Bryant’s competitive edge is well documented. But the five-time champion wasn’t always the star in Los Angeles. William Taylor, 72, a frequent client at Tolliver’s Barber Shop on Florence Avenue in South L.A., recalled the four airballs Bryant heaved during the closing minutes of a playoff game in 1997, his rookie year. That embarrassing moment could have crippled Bryant’s young career. And in 2003, Bryant was accused of rape, in a case that was later dropped after the woman refused to testify. Bryant settled an ensuing civil suit and apologized without admitting guilt.
Taylor said he felt Bryant handled the ebbs and flows of being under the Los Angeles microscope with maturity.
Not many could have done that, he said.
“We watched him grow up,” Taylor said. “As black men, we were always constantly beaten down, and we continue to be beaten down. But to see Kobe become a winner with our own eyes from afar was awesome. He was like an adopted son to us.
“Was he a saint? No. But my Bible says ‘All have sinned and fall short of the glory of God.’”
The shop’s owner, Lawrence Tolliver, 75, said he never wears hats while he’s at work. But on the day after Bryant’s death, he proudly wore a black cap with the Lakers’ purple and gold logo. As he trimmed an older gentleman’s hair with his clippers, Tolliver said he felt as if “we lost a part of L.A.”
Tolliver said he appreciated Bryant’s basketball achievements, including the championships, 18 All-Star game selections and two Olympic gold medals.

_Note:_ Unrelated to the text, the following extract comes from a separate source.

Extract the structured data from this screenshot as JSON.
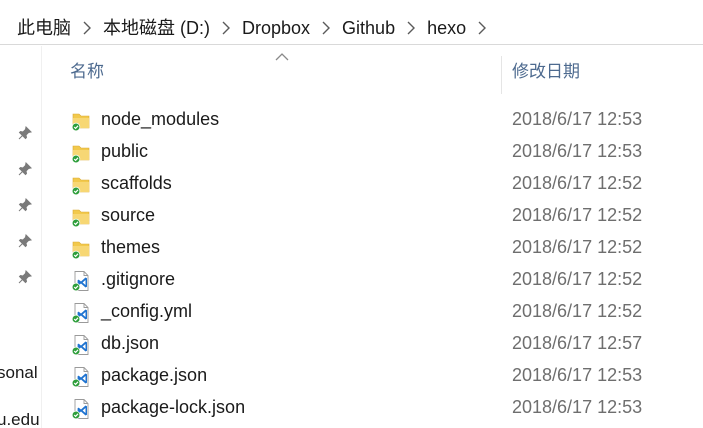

But Bryant’s life after retiring in 2016 was just as, if not more, impactful, Tolliver said. Seeing the investment he put into his family made him proud, the barber said. He also liked how Bryant passed his knowledge on to younger stars, including LeBron James and Dwayne Wade. His commitment to excellence on and off the court inspired him, Tolliver said.
“We’re older, so we can appreciate everything he’s done through a historical context,” said Tolliver, who has been cutting hair for more than 50 years. “But it didn’t dawn on me until now how much this generation really loved and idolized him.”
LeVar Sommerville, a barber at the Player’s Lounge off Melrose Avenue, said business had been slow for a Monday afternoon but the atmosphere was still somber. Clients didn’t want to talk about Bryant’s death, saying it was too soon. He too got emotional thinking about it, he said.
“I have a daughter, so it’s crushing to see those pictures of him and Gianna,” Sommerville, 40, said. “At a certain point in life, it becomes less about you, and more about the people around you. He was becoming more of a family man and put so much energy into getting closer with them. I think that’s where the sadness comes in.”
But when people are ready to talk, Sommerville thinks they’ll have a different attitude. The age-old question of who was better — Bryant, James or Michael Jordan, will inevitably still come up in conversation. But he thinks his clients will be more mindful.
“People come in a barbershop and they feel free,” Sommerville said. “They come here to laugh, and sports will always be a part of that. That discussion is always fun, but it’s going to be hard to do now. It may not be as fun anymore.”
Toney agreed, saying people will “probably be more respectful.”
And when clients come in, he’s ready to have those talks, or any discussion about Bryant, at their pace.
“Everyone is looking for that figure to look up to,” Toney said. “He led by example and we loved him for it.”